Rolling in the REAP: Rural Energy Funding Renewed

The House of Representatives is quickly working its way through bills to fund the federal government for next year. These are BIG bills, but in these BIG bills are individual programs that bring important resources to people and places.

One such program is the Rural Energy for America Program – REAP – which helps farmers and rural small businesses invest in and benefit from energy efficiency improvements and on-site renewable energy. REAP brings much needed savings and important environmental benefits across the country. ELPC has been a champion of REAP from its start in the 2002 Farm Bill. You can learn a bit about REAP and our work here and get more information about the program here.

This year, ELPC led a diverse coalition in sending a letter to Congress in support of robust REAP funding for next year. We called for $50 million in funding as called for in the 2018 Farm Bill, robust discretionary (additional) funding to ensure more farmers and rural businesses would benefit.

But we also urged members of the Appropriations Committee to provide some important direction to the US Department of Agriculture which administers the REAP program.
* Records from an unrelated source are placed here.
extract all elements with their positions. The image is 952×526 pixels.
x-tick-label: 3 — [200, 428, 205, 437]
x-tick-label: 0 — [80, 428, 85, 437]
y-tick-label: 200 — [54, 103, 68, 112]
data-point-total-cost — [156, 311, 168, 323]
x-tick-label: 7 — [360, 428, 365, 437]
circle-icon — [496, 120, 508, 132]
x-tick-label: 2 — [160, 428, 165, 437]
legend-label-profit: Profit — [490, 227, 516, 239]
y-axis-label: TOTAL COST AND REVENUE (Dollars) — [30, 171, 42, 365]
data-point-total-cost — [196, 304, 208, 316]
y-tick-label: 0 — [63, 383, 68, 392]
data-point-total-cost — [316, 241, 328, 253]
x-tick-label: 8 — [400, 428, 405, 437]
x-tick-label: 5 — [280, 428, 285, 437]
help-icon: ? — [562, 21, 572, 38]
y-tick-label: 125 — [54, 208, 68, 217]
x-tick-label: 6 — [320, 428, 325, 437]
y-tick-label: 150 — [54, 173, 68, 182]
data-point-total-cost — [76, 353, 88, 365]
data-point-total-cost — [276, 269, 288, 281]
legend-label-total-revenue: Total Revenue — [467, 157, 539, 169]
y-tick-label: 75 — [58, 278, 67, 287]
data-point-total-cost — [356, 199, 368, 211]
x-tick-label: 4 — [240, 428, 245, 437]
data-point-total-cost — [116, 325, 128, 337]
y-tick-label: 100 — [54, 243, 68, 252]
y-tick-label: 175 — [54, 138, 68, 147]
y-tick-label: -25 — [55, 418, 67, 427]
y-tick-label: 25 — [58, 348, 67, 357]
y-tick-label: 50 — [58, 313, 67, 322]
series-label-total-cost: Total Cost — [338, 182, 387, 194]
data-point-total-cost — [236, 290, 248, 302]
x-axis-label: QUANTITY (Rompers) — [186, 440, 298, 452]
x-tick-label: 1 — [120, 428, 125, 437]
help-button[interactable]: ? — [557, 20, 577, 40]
Specifically, our letter asked for the creation a reserve fund to support a diverse set of renewable energy technologies, which farmers, ranchers, and rural small businesses want to deploy.

So, we have some good news!

On July 9th, the House Appropriations Committee passed its FY21 Agriculture Appropriations bill that includes:

  • Full mandatory funding of $50 million for REAP for FY21; and
  • Additional funding of $476,000 to support additional loan guarantees to agricultural producers and rural small businesses for energy efficiency and renewable energy.

Beyond the funding levels (which are important) there are two NEW provisions which reflect the requests we made in our letter and will accelerate important investments in renewable energy.

  • There is new language directing USDA to establish a reserve fund to help diversify the range of renewables receiving funding.
  • There is also a new pilot program for renewable energy grants of $10 million.

These two provisions together will help fund more renewable energy projects and help a broad set of technologies to get deployed including more small wind and anaerobic digester projects.

Given that the rural economy has been hard hit, saving money on energy through efficiency and producing electricity with wind or solar projects benefits farmers. In addition, through REAP, farmers and rural small business are part of the climate solution. If you are interested in how REAP actually works on a farm, here’s just one example.

The bill now heads to the House floor by the end of the week, and we await action in the Senate. This is a good start.

Andy Olsen,

Senior Policy Advocate

Andy Olsen is a senior policy advocate at ELPC, leading the Farm Bill Clean Energy and Rural Solar programs.